June 12, 2018 by Dymphna

Truth Bomb Tuesday: Does Sacrifice Help Or Hurt?

Who are you really making happy?

Sacrifice can be the most beautiful expression of the human spirit. Or it can be an ugly hate.

It depends.

And where does your sacrifice sit on the spectrum?

The way I see it, as far as humanity is concerned, it doesn’t get any higher, more beautiful, or more divine than an individual sacrificing themselves for others.

It’s the sacrifices parents make for their children. Or a soldier makes for their mates. Or some random passer-by makes to save a child from being hit by a bus.

Despite everything we’ve been told about our ‘selfish nature’, we all know that a spirit of sacrifice lives within us, and we can relate when we hear stories of this spirit rising above someone’s our instinct for self-preservation.

It’s a beautiful thing.

But sacrifice can become a habit. It has an addictive quality.

And so I often see parents who are continually sacrificing their happiness for their family, for example, without first checking whether the sacrifice needs to be made.

Sacrifice becomes a habit – it becomes ingrained – and so it becomes the first response that people go to.

“Well, someone’s got to stay home and look after the kids. Someone’s got to stay back late and finish the report. Someone’s got to shout the drinks for Julie’s birthday.

May as well be me.”

In this way, we become like spiritual body-builders.

Lifting weights is hard, painful work. But eventually, body-builders get addicted to the burn. They come to love it.

And so when we make a sacrifice for others, we get a similar burn – the familiar feeling of missing out or shouldering the burden.

That feeling gives us a pleasant tickle – partly because it’s familiar and we like familiar things, but also because it gives us an excuse to give ourselves a rare pat on the back.

“See, you’re not so selfish after all. You’re a good boy.”

And so with an automated cue and response, the dopamine hit, the reinforcement, we have all the ingredients of a habit.

… a habit like smoking or chewing your nails.

It’s at this point that sacrifice gets ugly.

When we are in the space of evaluating our needs against others and elevating the other, we are in the beautiful spirit of sacrifice.

But when we are just blindly sacrificing our own happiness, regardless of the context, then we are in the snare of habit.

When we are sacrificing our needs, our wants, our desires, without being asked or it even being necessary, then we are making ourselves a martyr for nothing but our routines.

And eventually, like smoking, destructive habits take their toll.

If you’re not going to defend your natural right to be happy, then who will?

And if you’re continually failing yourself, won’t you eventually come to resent yourself?
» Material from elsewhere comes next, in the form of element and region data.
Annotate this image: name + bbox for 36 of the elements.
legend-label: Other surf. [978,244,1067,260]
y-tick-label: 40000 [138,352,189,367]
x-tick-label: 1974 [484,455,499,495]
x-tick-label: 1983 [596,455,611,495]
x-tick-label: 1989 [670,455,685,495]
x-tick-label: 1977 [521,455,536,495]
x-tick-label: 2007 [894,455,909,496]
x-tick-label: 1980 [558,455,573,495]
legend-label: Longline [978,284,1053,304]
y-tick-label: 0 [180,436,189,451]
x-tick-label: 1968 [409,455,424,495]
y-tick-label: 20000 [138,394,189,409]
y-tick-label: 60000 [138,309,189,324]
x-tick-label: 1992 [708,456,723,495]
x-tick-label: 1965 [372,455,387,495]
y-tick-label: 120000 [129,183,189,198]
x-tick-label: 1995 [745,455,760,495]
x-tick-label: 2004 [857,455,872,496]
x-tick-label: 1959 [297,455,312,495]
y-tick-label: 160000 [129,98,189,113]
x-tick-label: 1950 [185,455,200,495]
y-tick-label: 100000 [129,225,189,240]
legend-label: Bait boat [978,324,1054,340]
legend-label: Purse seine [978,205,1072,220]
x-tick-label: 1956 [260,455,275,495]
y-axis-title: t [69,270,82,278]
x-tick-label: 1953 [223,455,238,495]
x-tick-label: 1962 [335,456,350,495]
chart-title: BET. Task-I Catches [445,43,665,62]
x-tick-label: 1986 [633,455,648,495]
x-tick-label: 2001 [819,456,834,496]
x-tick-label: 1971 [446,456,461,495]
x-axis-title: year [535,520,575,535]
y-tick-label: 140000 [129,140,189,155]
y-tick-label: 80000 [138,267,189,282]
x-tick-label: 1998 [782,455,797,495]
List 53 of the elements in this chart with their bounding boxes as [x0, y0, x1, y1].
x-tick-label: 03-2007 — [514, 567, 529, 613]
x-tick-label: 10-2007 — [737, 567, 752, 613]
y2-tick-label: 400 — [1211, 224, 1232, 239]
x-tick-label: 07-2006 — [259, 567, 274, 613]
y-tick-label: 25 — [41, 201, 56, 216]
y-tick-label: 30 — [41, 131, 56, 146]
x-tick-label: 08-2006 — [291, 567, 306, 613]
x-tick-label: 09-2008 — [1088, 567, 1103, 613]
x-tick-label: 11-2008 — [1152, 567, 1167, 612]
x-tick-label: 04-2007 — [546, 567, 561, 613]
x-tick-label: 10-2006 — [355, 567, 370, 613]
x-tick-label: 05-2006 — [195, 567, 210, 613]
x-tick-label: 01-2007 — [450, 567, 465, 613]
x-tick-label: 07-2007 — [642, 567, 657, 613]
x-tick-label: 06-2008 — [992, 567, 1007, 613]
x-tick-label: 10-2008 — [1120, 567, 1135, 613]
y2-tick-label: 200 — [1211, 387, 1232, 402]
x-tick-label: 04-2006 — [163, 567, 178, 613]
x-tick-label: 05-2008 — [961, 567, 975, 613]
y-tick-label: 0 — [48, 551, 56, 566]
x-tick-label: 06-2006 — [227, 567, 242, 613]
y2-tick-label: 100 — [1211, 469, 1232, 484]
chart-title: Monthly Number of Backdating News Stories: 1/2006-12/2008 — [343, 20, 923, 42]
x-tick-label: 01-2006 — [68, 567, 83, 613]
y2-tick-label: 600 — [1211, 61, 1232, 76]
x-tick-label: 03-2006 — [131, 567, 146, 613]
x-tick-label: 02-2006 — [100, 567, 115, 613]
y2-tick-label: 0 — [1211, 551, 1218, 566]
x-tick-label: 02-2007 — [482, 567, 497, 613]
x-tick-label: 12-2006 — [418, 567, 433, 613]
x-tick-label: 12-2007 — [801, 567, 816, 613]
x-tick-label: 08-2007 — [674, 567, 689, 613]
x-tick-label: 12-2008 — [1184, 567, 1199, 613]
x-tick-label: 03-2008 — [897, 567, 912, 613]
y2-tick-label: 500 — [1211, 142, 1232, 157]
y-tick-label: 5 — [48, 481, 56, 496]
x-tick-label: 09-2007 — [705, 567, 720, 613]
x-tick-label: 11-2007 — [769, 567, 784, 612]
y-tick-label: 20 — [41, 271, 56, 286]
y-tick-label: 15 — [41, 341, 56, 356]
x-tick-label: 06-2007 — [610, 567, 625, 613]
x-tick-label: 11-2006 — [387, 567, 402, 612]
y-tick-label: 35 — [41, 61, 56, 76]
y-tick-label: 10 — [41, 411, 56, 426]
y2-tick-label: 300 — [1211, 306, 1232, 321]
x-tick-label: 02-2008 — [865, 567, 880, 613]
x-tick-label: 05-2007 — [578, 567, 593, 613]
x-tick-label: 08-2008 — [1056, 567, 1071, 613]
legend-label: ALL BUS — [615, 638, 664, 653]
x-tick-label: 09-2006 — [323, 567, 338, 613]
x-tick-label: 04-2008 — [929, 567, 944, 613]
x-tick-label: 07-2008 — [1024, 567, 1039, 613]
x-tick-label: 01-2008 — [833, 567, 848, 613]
Do you really need to add self-hate into the mix?

Because the way I see, the situations where someone’s happiness must come at the expense of someone else’s, are actually incredibly rare.

Even in parenthood – the great theatre of service – we can find ourselves making sacrifices of ourselves way more than is actually necessary.

The antidote is awareness. It’s about stopping and checking in with your attitudes to sacrifice. It’s about asking yourself, why aren’t you pursuing your own happiness with all the vigour and energy you can muster?

It’s about taking stock, and seeing whether the people around you need you to be falling on your sword on a daily basis, or whether you’ve just collectively created a habit.

Sacrifice is a beautiful thing. But it needs to be kept fresh.

Keep it in the moment.

You don’t need stale and destructive habits in your life.